Secção: 70 anos de Forum Berlinale
“A Metamorfose dos Pássaros” (Catarina Vasconcelos, 2020)
A primeira longa-metragem de Catarina Vasconcelos é uma carta de amor às memórias e às pessoas que nunca conhecera, mas que se encontra ligada emocionalmente. A cineasta usufrui do papel cinematográfico para resgatar e assim reconstituir a sua avó e consequencialmente a sua mãe, um relato de famílias onde a ficção e o documental estão de mãos dadas pelo estandarte da criação. Em “A Metamorfose dos Pássaros” há um cuidado especial pela estética de cada plano, como todos estes frames fossem pinturas a ser pinceladas e emolduradas para uma galeria memorial. É um dos filmes portugueses mais virtuosos e belos, novamente frisando a nossa aptidão em manusear o nosso intimismo em prol das demandas fílmicas.
Secção: Competição Nacional
“28½” de Adriano Mendes (2020)
Em 2014, Adriano Mendes estreava na secção Novíssimos um pequeno e genuíno filme chamado “O Primeiro Verão”. Realizador, argumentista, protagonista, editor de som, um trabalho hercúleo que resumiu numa experiência estival de paixões e afetos tecidos pela atriz Anabela Caetano. Seis anos depois, regressa ao Indielisboa com uma segunda longa-metragem, mais madura e isento do positivismo jovial. Em “28½”, Anabela Caetano não é mais a doce razão de sorrir de Adriano Mendes, é antes disso uma jovem no limiar da sua juventude, tendo resistir às adversidades do qual nunca esteve preparada. Um filme na porta da maturidade, um ensaio de defraudações cujo sorriso é uma mera miragem. O mundo é impiedoso, bem nós sabemos, e Adriano Mendes parece saborear isso mesmo, essa crueldade silenciosa.
Secção Especial
“Um Animal Amarelo” (Felipe Bragança, 2020)

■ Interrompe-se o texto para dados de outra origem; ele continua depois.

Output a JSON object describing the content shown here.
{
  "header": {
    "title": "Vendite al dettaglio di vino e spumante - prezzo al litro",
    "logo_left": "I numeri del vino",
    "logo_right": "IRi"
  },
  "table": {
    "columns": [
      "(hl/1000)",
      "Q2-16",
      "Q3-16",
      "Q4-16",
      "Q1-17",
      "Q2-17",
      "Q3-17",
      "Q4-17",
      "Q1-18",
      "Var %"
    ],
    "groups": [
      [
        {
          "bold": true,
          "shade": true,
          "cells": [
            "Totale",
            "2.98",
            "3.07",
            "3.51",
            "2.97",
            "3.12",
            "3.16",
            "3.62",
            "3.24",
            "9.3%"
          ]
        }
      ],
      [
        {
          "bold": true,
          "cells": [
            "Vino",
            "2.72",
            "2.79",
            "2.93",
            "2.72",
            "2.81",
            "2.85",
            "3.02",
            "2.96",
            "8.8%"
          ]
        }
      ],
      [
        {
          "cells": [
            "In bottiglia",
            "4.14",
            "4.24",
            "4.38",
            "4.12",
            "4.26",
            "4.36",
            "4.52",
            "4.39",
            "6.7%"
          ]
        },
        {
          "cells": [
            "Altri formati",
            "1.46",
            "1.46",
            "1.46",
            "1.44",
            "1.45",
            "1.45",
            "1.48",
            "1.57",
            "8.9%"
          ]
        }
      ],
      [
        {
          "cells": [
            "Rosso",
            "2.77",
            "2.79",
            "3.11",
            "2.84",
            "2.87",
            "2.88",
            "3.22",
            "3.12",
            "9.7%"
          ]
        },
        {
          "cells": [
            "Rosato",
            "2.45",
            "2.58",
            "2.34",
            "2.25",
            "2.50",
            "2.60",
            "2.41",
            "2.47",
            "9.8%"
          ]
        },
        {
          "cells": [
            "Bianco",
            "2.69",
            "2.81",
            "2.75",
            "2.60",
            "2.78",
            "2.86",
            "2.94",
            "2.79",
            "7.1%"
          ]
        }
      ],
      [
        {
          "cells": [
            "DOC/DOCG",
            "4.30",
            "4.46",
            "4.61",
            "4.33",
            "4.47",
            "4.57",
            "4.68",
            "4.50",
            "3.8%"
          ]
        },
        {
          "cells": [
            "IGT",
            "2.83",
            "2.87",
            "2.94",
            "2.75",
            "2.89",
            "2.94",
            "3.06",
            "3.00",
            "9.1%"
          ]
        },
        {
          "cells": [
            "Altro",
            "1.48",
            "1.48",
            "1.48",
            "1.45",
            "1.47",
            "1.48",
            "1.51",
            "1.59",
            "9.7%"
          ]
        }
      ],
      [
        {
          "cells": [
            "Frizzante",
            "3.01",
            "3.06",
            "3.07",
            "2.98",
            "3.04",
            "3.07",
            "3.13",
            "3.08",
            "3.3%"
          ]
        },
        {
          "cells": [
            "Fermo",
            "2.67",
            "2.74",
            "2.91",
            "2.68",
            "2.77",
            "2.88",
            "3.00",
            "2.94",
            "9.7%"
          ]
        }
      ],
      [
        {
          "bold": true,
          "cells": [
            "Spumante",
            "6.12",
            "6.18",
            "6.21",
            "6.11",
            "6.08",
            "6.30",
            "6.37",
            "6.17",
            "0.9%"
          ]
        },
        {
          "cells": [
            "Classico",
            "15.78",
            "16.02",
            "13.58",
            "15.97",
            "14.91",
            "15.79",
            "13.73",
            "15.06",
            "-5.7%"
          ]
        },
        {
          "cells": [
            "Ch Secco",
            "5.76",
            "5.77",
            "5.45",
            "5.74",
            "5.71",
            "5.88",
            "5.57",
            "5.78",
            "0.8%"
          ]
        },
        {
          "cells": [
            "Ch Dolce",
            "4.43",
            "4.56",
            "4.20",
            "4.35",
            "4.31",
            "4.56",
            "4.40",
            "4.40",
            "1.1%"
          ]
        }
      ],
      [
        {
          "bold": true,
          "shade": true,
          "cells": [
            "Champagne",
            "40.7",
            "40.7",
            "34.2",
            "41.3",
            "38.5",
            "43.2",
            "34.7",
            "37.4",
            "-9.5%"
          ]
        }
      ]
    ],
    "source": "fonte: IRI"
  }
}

O colonialismos, as suas cicatrizes e “vícios”, se destacaram como uns dos temas essenciais da programação do 17º Indielisboa, e que forma de sintetizar essa mesma seleção do que encerrar com o título “Um Animal Amarelo”, coprodução luso-brasileira de Felipe Bragança. O enredo segue um patético aspirante a cineasta acompanhado pelo fémur dos seus antepassados e de uma maldição em forma dum animal peludo e … amarelo, que parte do Brasil para Moçambique na esperança de encontrar riquezas, perdendo em desventuras e um punhado de acasos. Ditado como uma fábula moral, “Um Animal Amarelo” presta-se como um despertar para novas consciências e inseri-las em novas narrativas sem as de ativismo propagandista ou evidente. É uma piada mirabolante sobre o privilégio branco, até porque está na altura de encarar isso como tal.